When shopping for groceries, I could get by with some assistance. It felt like it took me forever since I had to translate many of the labels to make sure I was getting what I thought I was getting. You want to be careful, the dietary preferences and types of meat that are popular there may not be what you are used to in many western countries – Google it before you eat or buy it if you are not an adventurous eater.
The shops are relatively small. Many are little neighborhood bodegas with a few options (we’re talking maybe 3 or 4) for each item you may want. You are not going to find massive grocery stores conveniently located all throughout the metro area in Tashkent. You mainly do your shopping at these little corner stores, or travel to Samarkand Darvosa (a major mall in the center of the city) that has a large grocery store (complete with DIET Coke!!!!!) with more selection, a deli, a bakery, and some other options that you may not find at the corner stores. Again, Google translate is your friend – you can easily navigate with charades and google translate if you have to, but learning a few words (like numbers, colors, and types or meat or vegies) before you go will make your life a LOT easier.
There are a handful of larger grocery stores in various points across the city, but I generally just used my corner store for most things, and the larger grocery store for weekend runs when I had a little more time at my disposal. The stores are clean, brightly lit, and very similar to what western grocery store experiences are – with the exception of the smaller selection.
Take advantage of the fresh vegetables when they are in season – they are grown organically in country! The Fall brought some really amazing melons and vegetables to the markets and stores while the end of the harvest season was playing out. The food was fresh and flavorful with very little evidence of any types of chemical modifiers or growing methods – it was quite nice to not wonder what was in my food that I didn’t expect. I still followed the “boil it, peel it, cook it, or forget it” rule when eating vegies and fruits that I wasn’t familiar with, but had no trouble at all while in country.

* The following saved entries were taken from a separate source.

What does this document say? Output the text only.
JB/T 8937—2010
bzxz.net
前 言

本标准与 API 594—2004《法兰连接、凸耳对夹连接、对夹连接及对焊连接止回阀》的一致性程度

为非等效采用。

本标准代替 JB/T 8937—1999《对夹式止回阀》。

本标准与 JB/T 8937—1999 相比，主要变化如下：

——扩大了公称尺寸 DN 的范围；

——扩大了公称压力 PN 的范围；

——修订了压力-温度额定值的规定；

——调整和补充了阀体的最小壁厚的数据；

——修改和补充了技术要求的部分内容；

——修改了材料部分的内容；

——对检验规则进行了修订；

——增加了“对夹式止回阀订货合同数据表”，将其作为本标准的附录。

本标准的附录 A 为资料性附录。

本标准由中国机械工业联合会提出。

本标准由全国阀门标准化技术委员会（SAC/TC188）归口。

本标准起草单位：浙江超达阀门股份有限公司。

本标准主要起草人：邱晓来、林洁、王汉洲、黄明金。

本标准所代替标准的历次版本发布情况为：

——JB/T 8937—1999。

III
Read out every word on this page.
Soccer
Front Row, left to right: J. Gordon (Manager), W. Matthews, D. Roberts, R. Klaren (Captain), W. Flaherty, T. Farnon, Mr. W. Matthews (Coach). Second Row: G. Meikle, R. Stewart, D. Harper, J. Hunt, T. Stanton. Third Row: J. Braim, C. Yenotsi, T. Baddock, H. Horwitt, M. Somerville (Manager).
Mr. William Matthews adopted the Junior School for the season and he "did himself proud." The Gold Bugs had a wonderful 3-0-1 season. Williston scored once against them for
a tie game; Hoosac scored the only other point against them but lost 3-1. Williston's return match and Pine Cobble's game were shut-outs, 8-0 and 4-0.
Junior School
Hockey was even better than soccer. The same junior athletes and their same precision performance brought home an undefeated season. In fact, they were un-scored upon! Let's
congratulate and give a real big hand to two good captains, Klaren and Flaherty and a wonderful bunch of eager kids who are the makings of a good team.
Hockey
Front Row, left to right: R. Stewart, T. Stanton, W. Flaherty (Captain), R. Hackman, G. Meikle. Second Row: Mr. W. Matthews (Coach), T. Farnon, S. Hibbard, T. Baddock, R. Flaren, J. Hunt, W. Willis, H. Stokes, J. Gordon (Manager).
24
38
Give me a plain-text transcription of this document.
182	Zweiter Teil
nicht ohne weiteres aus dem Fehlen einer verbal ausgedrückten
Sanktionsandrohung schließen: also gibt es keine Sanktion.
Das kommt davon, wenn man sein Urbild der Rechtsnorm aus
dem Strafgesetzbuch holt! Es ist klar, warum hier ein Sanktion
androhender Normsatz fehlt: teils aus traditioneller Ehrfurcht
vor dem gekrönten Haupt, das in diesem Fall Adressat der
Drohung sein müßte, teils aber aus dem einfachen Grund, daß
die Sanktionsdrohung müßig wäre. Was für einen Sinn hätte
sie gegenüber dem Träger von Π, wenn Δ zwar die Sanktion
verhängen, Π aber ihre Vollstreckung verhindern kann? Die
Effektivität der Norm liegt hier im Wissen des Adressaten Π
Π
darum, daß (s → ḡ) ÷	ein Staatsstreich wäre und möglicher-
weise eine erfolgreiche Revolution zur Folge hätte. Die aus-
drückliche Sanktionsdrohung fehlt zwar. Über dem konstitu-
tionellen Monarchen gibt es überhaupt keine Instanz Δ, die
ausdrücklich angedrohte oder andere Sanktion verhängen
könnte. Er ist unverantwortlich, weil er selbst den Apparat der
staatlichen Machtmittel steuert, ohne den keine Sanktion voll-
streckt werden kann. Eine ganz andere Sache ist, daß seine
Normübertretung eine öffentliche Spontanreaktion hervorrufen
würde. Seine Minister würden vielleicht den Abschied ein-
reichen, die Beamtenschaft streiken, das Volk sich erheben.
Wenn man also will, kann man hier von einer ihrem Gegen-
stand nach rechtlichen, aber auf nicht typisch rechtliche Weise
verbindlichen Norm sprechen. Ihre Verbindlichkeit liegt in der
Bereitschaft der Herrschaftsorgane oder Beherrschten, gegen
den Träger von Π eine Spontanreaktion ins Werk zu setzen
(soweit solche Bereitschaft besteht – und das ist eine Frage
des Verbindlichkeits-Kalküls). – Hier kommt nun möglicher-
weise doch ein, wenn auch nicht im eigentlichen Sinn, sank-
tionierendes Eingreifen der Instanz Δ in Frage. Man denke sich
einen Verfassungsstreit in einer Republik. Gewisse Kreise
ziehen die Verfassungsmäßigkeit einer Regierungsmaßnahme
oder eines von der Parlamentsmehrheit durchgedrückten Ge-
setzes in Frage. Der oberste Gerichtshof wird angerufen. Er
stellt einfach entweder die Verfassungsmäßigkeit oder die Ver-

Unlike in the grocery stores, going to the market alone can be a tremendously daunting experience. Grocery stores have clearly marked prices on their items, orderly isles, and no bargaining room. The markets (bazars) are completely unlike this! You can negotiate and bargain till your heart’s delight – of course you either have to speak the language or know someone who does to make this work in your favor. The Chorsu Market is located near the bustling heart of the city and is brimming with smells, sounds, and sites of a typical Central Asian market. Stacks of eggs and rows of nuts, beans, and vegetables are all beautifully arranged and lined up. There are also fresh salads (I loved the carrot based one as well as the noodle based ones), chickens, meat counters, spices, and even some gift items geared for tourists. There are so many people and the environment is so rapidly moving that the whole experience can be an overload for the senses. If you are lucky enough to have someone to navigate the markets with you like I was, the order in the chaos makes a lot more sense. If not, I wish you well!
If you are going to be in the country for less than two weeks, take the opportunity to eat out and experience the leisurely, friendly service that is part of the culture. Don’t expect them to check on your table constantly like American servers do, be prepared to politely hail them when needed. If you are going to be in country for more than a couple of weeks, you will want to familiarize yourself with the grocery stores and stock up on staples like bottled water and snacks for your hotel or flat – good coffee can be hard to find – the granules for instant are popular, but it can be had if you are willing to search for it. There are a ton of tea options that are also nice if you are a tea drinker like the majority of this country.
The bottom line is this – go in armed with knowledge and do the best you can. Most people are perfectly willing to help you if you need help, and the advent of Google translate’s mobile app is a game changer when you are traveling abroad. I found people to be very willing to teach me words and pronunciations, especially if I attempted them in one of the local languages first. If I was willing to try, make the mistake, and be willing to laugh at myself, people were very happy to help me learn. Like with most situations in life, a good attitude goes a long way!